A alternativa de unir as recicladoras de lixo não-orgânico de Bento Gonçalves foi uma decisão tomada pela administração pública do município em busca de solução para o acúmulo dos resíduos nos depósitos das associações, enquanto o novo transbordo não fica pronto e possibilite que mais pavilhões de reciclagem sejam construídos. Desde outubro do ano passado, houve uma redução no aproveitamento do lixo, gerando acúmulo de material. Das seis recicladoras então existentes, restaram quatro, que foram transformadas em duas. Uma união que buscou dar mais robustez e rentabilidade às entidades e aos trabalhadoes.

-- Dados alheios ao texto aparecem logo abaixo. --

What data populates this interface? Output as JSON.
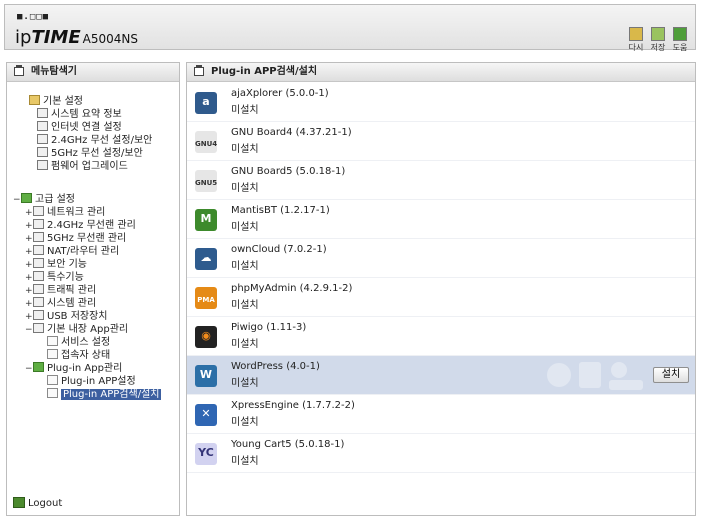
{
  "header": {
    "logo_dots": "■.□□■",
    "brand_ip": "ip",
    "brand_time": "TIME",
    "model": "A5004NS",
    "tools": [
      {
        "label": "다시",
        "icon": "refresh-icon",
        "color": "#d9b84a"
      },
      {
        "label": "저장",
        "icon": "save-icon",
        "color": "#9ac35f"
      },
      {
        "label": "도움",
        "icon": "help-icon",
        "color": "#4f9e3a"
      }
    ]
  },
  "sidebar": {
    "title": "메뉴탐색기",
    "basic_group": "기본 설정",
    "basic_items": [
      "시스템 요약 정보",
      "인터넷 연결 설정",
      "2.4GHz 무선 설정/보안",
      "5GHz 무선 설정/보안",
      "펌웨어 업그레이드"
    ],
    "advanced_group": "고급 설정",
    "advanced_items": [
      "네트워크 관리",
      "2.4GHz 무선랜 관리",
      "5GHz 무선랜 관리",
      "NAT/라우터 관리",
      "보안 기능",
      "특수기능",
      "트래픽 관리",
      "시스템 관리",
      "USB 저장장치"
    ],
    "builtin_group": "기본 내장 App관리",
    "builtin_items": [
      "서비스 설정",
      "접속자 상태"
    ],
    "plugin_group": "Plug-in App관리",
    "plugin_items": [
      "Plug-in APP설정",
      "Plug-in APP검색/설치"
    ],
    "logout": "Logout",
    "collapse_mark": "−",
    "expand_mark": "+"
  },
  "main": {
    "title": "Plug-in APP검색/설치",
    "install_label": "설치",
    "apps": [
      {
        "name": "ajaXplorer (5.0.0-1)",
        "status": "미설치",
        "icon_text": "a",
        "icon_bg": "#2f5a8c",
        "icon_fg": "#ffffff"
      },
      {
        "name": "GNU Board4 (4.37.21-1)",
        "status": "미설치",
        "icon_text": "GNU4",
        "icon_bg": "#e6e6e6",
        "icon_fg": "#333333"
      },
      {
        "name": "GNU Board5 (5.0.18-1)",
        "status": "미설치",
        "icon_text": "GNU5",
        "icon_bg": "#e6e6e6",
        "icon_fg": "#333333"
      },
      {
        "name": "MantisBT (1.2.17-1)",
        "status": "미설치",
        "icon_text": "M",
        "icon_bg": "#3d8a2c",
        "icon_fg": "#ffffff"
      },
      {
        "name": "ownCloud (7.0.2-1)",
        "status": "미설치",
        "icon_text": "☁",
        "icon_bg": "#2e5b8e",
        "icon_fg": "#ffffff"
      },
      {
        "name": "phpMyAdmin (4.2.9.1-2)",
        "status": "미설치",
        "icon_text": "PMA",
        "icon_bg": "#e58a16",
        "icon_fg": "#ffffff"
      },
      {
        "name": "Piwigo (1.11-3)",
        "status": "미설치",
        "icon_text": "◉",
        "icon_bg": "#222222",
        "icon_fg": "#f28c1c"
      },
      {
        "name": "WordPress (4.0-1)",
        "status": "미설치",
        "icon_text": "W",
        "icon_bg": "#2c6fa7",
        "icon_fg": "#ffffff"
      },
      {
        "name": "XpressEngine (1.7.7.2-2)",
        "status": "미설치",
        "icon_text": "✕",
        "icon_bg": "#2f66b3",
        "icon_fg": "#ffffff"
      },
      {
        "name": "Young Cart5 (5.0.18-1)",
        "status": "미설치",
        "icon_text": "YC",
        "icon_bg": "#d2d2f0",
        "icon_fg": "#333377"
      }
    ],
    "selected_index": 7
  }
}
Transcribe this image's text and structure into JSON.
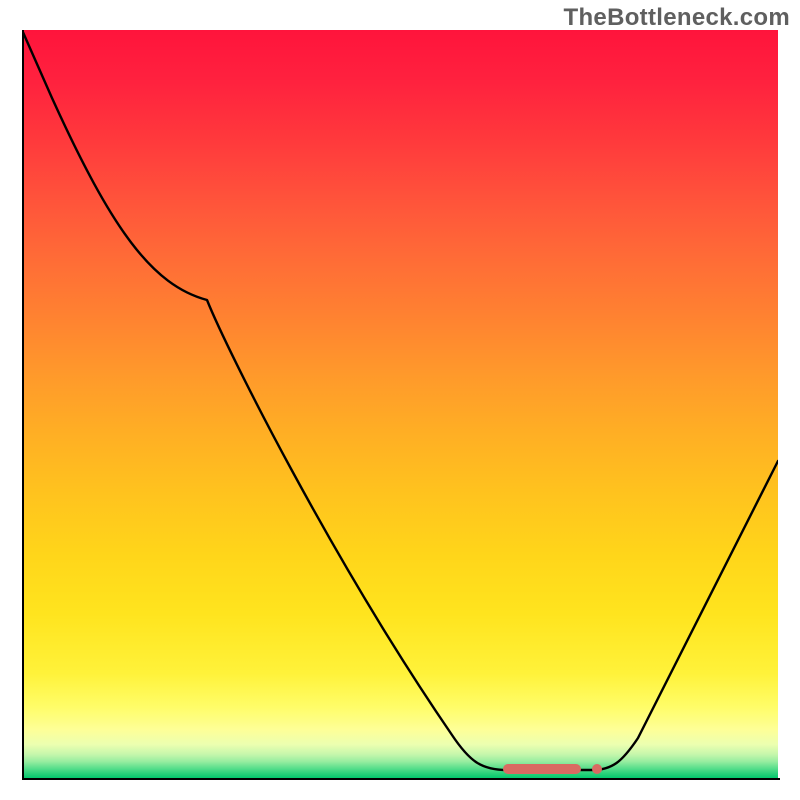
{
  "attribution": "TheBottleneck.com",
  "chart_data": {
    "type": "line",
    "title": "",
    "xlabel": "",
    "ylabel": "",
    "xlim": [
      0,
      100
    ],
    "ylim": [
      0,
      100
    ],
    "x": [
      0,
      4,
      12,
      18,
      24,
      30,
      38,
      46,
      54,
      60,
      64,
      68,
      73,
      76,
      78,
      82,
      88,
      94,
      100
    ],
    "values": [
      100,
      91,
      73,
      66,
      64,
      57,
      46,
      33,
      18,
      6,
      2,
      1,
      1,
      1,
      2,
      6,
      20,
      33,
      42
    ],
    "gradient_background": {
      "top_color": "#ff143c",
      "bottom_color": "#04c86d",
      "meaning": "red = high bottleneck, green = low bottleneck"
    },
    "optimal_marker": {
      "x_range": [
        64,
        76
      ],
      "color": "#d96a62"
    },
    "note": "No axis tick labels, legend, or numeric labels are visible in the source image; x and y values are estimated from curve geometry on a 0–100 scale."
  }
}
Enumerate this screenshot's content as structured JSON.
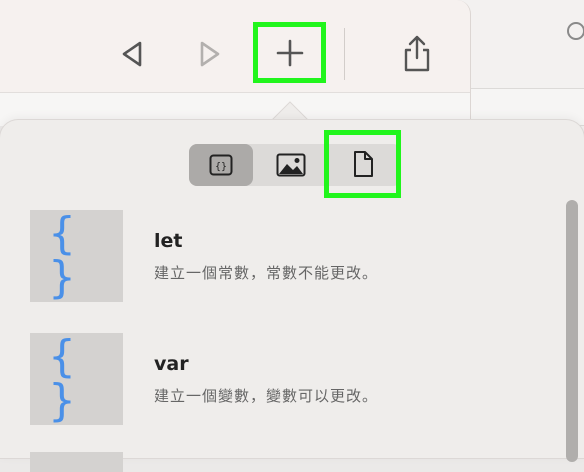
{
  "toolbar": {
    "back_icon": "chevron-left-icon",
    "forward_icon": "chevron-right-icon",
    "add_icon": "plus-icon",
    "share_icon": "share-icon",
    "highlight_color": "#21f51c"
  },
  "popover": {
    "segments": [
      {
        "icon": "code-braces-icon",
        "selected": true
      },
      {
        "icon": "image-icon",
        "selected": false
      },
      {
        "icon": "document-icon",
        "selected": false
      }
    ],
    "items": [
      {
        "title": "let",
        "description": "建立一個常數，常數不能更改。",
        "thumb": "{ }"
      },
      {
        "title": "var",
        "description": "建立一個變數，變數可以更改。",
        "thumb": "{ }"
      }
    ],
    "accent_color": "#4a90e8"
  }
}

Nos pavilhões da associação Jardim Glória e na Bento Reciclagem, as montanhas de lixo começam a baixar e a remuneração dos associados promete melhorar. Mais pessoas estão trabalhando e ainda existem vagas.

A associação Jardim Glória recebe R$ 3 mil mensais da Administração para custeio do aluguel do pavilhão, água, luz, telefone e combustível. Na Bento Reciclagem, o pavilhão é cedido pela prefeitura e os R$ 3 mil repassados são utilizados no transporte dos trabalhadores. Com o benefício público, os associados dividem todo o faturamento com a venda do material separado, sem se preocupar com as despesas.

Segundo Elenita Brizola, da associação Jardim Glória, já são 24 pessoas que fazem a separação dos resíduos e ainda existem vagas. “Com mais pessoas trabalhando, nosso rendimento melhora. Apesar do preço do material estar baixo, conseguimos uma renda muito melhor. Agora, estamos indo a mil e o material não fica acumulando”, comemora Elenita.

Crise afeta o preço

De acordo com Flávio Ivo Grazziotin, sócio-proprietário da empresa Serra Gaúcha (Caxias), que compra o material separado pelas recicladoras para revender às indústrias, o preço do material vem caindo porque não existe muita demanda. Segundo ele, a crise está diretamente relacionada com a queda do preço. “No caso do papel, as indústrias estão precisando de menos embalagens. Com os plásticos é a mesma coisa. Então, as indústrias preferem comprar material virgem (derivado de petróleo), que está com um preço mais acessível. Além disso, os brinquedos importados da China também tiraram mercado das indústrias daqui (que utilizam plástico). Se diminui a produção, diminui a procura. Sem demanda, o preço cai. Isso é uma corrente que afeta todo mundo, desde a produção até as recicladoras”, avalia Grazziotin.

Lixo é de boa qualidade

Para Grazziotin, o material colhido em Bento é de boa qualidade, mas isso não interfere no preço. “As recicladoras de Bento Gonçalves fazem um bom trabalho, pois os materiais são bem classificados e limpos”, afirma. Entretanto, a qualidade do material não interfere no preço final.